Q: A client who is an employee architect, he and another employee entered a station design competition by the government office (OVGA). They progressed to the final five and received a prize of $40,000 to prepare a plan for the project, and they were requested to submit an invoice to OVGA for the amount. The ultimate prize for the competition was a contract to design the station. There is no precedent or interpretative decision that fits this situation. Whether the prize will be regarded as assessable income?

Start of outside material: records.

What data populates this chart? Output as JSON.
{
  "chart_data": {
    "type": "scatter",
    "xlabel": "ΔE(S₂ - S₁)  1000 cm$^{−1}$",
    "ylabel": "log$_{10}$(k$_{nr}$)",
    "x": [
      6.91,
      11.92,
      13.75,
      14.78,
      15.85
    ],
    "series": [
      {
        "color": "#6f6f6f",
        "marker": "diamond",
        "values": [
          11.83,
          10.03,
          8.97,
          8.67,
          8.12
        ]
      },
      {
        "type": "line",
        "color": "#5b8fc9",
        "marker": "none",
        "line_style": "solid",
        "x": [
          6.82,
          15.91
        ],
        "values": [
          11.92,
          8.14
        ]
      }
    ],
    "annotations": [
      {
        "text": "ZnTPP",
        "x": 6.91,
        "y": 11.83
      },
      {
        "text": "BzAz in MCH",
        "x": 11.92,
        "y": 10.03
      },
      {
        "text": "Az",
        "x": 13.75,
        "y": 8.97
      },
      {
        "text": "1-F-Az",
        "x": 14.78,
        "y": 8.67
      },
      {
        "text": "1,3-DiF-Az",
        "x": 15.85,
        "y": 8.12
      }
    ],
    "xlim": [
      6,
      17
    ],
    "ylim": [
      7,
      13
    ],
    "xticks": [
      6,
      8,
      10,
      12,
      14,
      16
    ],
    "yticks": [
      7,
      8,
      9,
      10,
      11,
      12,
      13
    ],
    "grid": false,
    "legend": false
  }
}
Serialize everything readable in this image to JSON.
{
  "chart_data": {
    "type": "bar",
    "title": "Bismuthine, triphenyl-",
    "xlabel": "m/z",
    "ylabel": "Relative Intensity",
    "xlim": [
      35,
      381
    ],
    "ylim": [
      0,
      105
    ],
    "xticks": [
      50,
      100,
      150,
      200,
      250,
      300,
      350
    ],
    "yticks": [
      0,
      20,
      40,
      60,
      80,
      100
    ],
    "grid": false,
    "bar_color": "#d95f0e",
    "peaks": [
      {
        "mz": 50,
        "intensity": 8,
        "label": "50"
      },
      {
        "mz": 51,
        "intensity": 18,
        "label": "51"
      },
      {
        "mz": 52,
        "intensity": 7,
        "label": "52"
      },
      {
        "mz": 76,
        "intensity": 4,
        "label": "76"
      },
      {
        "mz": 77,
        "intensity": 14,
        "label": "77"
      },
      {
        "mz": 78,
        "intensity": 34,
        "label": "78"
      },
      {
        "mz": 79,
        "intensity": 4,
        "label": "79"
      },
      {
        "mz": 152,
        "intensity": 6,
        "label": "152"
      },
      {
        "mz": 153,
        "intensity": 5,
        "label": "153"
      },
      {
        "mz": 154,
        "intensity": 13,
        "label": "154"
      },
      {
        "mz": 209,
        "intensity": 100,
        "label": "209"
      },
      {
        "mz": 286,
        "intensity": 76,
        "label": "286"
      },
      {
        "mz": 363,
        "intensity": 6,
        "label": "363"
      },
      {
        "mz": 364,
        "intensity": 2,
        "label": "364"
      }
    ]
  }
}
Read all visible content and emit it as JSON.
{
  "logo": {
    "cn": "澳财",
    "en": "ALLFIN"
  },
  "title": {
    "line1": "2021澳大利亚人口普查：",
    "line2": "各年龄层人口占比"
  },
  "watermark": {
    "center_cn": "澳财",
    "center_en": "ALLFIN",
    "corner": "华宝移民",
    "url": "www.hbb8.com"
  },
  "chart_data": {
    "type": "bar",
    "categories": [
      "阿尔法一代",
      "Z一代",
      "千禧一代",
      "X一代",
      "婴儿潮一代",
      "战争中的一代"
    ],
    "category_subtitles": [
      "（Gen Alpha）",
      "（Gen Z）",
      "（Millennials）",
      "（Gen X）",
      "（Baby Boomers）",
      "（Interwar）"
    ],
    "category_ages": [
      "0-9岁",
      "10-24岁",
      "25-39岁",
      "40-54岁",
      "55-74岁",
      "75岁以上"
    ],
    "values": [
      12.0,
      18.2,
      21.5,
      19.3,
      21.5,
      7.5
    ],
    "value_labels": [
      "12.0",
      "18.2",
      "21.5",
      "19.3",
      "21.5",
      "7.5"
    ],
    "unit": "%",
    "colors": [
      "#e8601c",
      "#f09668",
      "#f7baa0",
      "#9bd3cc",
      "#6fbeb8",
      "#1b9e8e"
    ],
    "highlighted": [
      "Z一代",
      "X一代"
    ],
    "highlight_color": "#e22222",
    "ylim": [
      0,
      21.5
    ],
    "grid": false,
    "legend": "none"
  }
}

A: Generally, a gift or prize is regarded as personal windfall gain and not as ordinary income. Unless the taxpayer has received the prize or gift in relation to any income producing activity of the taxpayer. The courts have established that consideration of the whole of the circumstances is necessary and the following factors need to be considered:
- In what capacity and for what reason that the recipient received the prize or gift
- Whether the prize or gift is a common incident of the recipient’s calling or occupation
- Whether the prize or gift is made voluntarily
- Whether the prize or gift is solicited
- Whether the prize or gift can be traced to gratitude engendered by some service rendered by the recipient to the prize or gift donor
- The motive of the prize or gift donor
- Whether the recipient relies on the prize or gift for regular maintenance of themselves and any dependants.
In this case, it is quite clear that “prize” won in the “competition” was part of a tendering exercise for a contract. The amount “won” relates to the income-producing activity of the taxpayer and was received in recognition of an architectural design.
Therefore, it is clear that “prize” was really a fee provided for services and accordingly is fully taxable as assessable income.